Since these are SD530s I don't think I'll be able to swap the slot location and that may just be how the blade chassis is setup. Assuming I have key access by then I'll take a look next Friday (the 29th)
@joachimweyl I don't think this is critical for next week.
@hakasapl what did we find out on Friday? Is there a way to move these NIC's or are the SD530s not swappable?
@joachimweyl I'm waiting on key access to R7 to be able to take a look. @msdisme any updates on that?
Scott said: I’m going to have to ask John Goodhue to create a new keyring with access for University RC and which racks those are associated with.

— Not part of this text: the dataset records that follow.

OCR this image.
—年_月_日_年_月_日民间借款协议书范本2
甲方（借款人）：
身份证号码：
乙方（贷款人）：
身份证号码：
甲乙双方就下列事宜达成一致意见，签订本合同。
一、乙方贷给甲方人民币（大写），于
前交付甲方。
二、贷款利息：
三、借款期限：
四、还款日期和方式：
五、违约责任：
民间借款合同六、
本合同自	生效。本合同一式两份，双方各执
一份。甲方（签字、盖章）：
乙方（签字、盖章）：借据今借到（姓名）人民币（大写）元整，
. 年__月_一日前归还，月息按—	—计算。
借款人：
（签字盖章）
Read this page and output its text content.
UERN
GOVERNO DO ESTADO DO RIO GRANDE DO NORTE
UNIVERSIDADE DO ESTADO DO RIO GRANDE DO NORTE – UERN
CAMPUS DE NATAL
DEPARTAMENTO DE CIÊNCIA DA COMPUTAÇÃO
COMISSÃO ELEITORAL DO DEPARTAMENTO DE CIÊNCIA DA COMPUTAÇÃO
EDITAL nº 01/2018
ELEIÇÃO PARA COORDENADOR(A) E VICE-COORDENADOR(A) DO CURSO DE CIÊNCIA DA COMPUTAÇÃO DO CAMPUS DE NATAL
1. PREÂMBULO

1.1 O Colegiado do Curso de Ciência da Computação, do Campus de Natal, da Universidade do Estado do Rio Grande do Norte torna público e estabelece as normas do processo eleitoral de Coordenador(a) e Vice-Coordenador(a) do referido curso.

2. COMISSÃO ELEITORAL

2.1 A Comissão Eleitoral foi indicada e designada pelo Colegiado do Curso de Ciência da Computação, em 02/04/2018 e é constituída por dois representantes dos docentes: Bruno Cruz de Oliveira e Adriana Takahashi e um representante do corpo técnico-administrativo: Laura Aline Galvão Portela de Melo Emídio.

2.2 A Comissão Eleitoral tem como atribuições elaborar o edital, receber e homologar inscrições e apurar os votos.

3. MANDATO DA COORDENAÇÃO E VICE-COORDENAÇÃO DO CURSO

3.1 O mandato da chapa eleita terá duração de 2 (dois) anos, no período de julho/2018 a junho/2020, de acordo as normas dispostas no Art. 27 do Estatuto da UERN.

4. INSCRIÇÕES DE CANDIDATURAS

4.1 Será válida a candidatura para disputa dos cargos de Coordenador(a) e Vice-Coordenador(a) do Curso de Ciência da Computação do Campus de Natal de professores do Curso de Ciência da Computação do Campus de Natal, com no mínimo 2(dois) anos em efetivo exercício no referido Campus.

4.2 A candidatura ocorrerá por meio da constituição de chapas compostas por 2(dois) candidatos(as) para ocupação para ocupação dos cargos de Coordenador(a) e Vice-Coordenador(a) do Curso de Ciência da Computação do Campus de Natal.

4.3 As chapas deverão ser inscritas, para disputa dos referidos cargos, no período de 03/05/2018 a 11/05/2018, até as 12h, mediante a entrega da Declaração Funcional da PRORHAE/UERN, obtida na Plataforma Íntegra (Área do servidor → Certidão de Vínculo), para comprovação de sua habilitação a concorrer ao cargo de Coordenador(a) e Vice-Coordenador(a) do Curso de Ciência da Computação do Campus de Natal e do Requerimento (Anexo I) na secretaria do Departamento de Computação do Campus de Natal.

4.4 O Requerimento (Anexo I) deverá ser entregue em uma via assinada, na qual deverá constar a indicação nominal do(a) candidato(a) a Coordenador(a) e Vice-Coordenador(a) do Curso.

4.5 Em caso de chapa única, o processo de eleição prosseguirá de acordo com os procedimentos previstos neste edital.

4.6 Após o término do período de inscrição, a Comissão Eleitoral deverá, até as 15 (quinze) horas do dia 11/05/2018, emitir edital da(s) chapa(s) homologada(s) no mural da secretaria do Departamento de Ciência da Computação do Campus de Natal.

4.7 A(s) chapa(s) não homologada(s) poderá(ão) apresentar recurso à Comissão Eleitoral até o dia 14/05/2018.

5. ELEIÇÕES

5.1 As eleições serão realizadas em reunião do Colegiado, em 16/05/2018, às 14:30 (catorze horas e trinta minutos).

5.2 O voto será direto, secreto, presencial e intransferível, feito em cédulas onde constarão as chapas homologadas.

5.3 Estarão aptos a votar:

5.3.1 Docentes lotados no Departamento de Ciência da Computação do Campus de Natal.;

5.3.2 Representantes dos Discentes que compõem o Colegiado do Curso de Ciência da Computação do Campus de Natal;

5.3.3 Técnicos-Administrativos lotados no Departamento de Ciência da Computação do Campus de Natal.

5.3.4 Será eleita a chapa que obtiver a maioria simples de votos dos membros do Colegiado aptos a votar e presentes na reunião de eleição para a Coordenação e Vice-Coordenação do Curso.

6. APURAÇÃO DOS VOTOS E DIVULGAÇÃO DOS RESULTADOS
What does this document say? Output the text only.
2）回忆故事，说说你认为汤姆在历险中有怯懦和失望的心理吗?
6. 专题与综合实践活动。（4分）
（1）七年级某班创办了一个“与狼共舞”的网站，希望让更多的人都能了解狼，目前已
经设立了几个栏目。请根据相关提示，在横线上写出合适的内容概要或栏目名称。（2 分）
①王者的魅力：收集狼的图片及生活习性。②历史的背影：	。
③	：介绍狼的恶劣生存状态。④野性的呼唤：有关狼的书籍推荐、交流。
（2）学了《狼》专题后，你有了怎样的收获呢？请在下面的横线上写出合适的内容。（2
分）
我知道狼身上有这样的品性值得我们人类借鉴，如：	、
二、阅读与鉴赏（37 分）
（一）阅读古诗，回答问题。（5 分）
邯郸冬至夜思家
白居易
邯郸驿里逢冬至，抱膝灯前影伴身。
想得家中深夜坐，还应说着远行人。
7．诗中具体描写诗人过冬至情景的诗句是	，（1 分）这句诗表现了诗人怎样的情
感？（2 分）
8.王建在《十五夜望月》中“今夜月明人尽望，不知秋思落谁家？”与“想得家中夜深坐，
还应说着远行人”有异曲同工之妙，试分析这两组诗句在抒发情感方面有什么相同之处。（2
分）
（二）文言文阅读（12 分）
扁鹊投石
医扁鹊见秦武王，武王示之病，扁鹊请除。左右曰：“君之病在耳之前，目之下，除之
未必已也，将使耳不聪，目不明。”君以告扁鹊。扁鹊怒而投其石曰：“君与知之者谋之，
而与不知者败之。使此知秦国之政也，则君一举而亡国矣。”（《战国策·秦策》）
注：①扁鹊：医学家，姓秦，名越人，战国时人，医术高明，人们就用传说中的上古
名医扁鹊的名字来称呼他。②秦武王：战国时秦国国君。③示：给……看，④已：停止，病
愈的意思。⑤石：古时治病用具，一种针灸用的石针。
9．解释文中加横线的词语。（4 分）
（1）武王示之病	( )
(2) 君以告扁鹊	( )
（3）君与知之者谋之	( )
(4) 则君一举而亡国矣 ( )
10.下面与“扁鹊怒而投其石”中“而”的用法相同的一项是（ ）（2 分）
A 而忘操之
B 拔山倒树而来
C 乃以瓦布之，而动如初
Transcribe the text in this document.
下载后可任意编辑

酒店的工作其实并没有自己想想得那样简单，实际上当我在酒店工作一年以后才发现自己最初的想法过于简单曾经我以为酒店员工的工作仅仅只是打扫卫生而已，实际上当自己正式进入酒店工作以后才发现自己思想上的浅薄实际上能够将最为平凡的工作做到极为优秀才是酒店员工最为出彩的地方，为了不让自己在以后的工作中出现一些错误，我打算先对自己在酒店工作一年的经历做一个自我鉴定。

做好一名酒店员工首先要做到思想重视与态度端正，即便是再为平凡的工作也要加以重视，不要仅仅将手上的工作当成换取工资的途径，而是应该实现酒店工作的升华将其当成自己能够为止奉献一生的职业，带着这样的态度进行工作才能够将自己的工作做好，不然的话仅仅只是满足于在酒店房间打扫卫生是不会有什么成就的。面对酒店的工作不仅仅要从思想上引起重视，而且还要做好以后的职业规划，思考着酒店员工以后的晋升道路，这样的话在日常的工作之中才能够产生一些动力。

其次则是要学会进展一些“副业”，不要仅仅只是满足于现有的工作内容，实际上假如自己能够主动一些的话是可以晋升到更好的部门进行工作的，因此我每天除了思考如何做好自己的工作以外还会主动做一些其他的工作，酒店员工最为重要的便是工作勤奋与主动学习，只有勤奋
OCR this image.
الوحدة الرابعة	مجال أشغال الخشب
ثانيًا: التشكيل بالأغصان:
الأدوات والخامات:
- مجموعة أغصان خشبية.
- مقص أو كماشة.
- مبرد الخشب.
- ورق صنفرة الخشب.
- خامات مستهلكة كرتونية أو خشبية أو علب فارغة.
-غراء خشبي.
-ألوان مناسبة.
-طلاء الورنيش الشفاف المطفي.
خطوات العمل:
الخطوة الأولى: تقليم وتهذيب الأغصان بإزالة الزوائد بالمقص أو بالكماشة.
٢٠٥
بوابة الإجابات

Otherwise, Hakan would have access to the entire row. Also you could do this lspci command and see what slots have which devices (I think we already know the answer to that?)
quick follow up - in this case I think we need to either know if NICs may be moved or look to see. Needs to be coordinated with shutting down of infra and we want to do it before we start depending on infra.
@jtriley - this is the ticket we are tracking against for the NICs in infra.
Blocked while waiting for R7 key access
@jtriley - any updates on this ? (comment here: https://github.com/CCI-MOC/ops-issues/issues/618#issuecomment-1204277993)
@jtriley - any updates on having teams check on this (is moving card possible?) and/or move the card.
From NERC weekly meeting: these cannot be physically changed, looking into changing this in BMC or BIOS settings
Assigning to myself to keep track with @jtriley
@jtriley Any update on the BIOS for these NICs?
@jtriley were we ever able to test the BIOS to see if that helped with the NICs?
@jtriley were we ever able to get the BIOS NIC location checked? @larsks is this still worth rebooting the machines to check the BIOS?
@larsks says to just go with the work around and not worry about this.
We would like to verify that network cards in the NERC openshift nodes (both controllers and workers) are plugged into identical PCI slots. Can we get this information via the iDRAC so that we don't need to physically inspect the nodes? Or can we arrange to boot them into some sort of discovery image?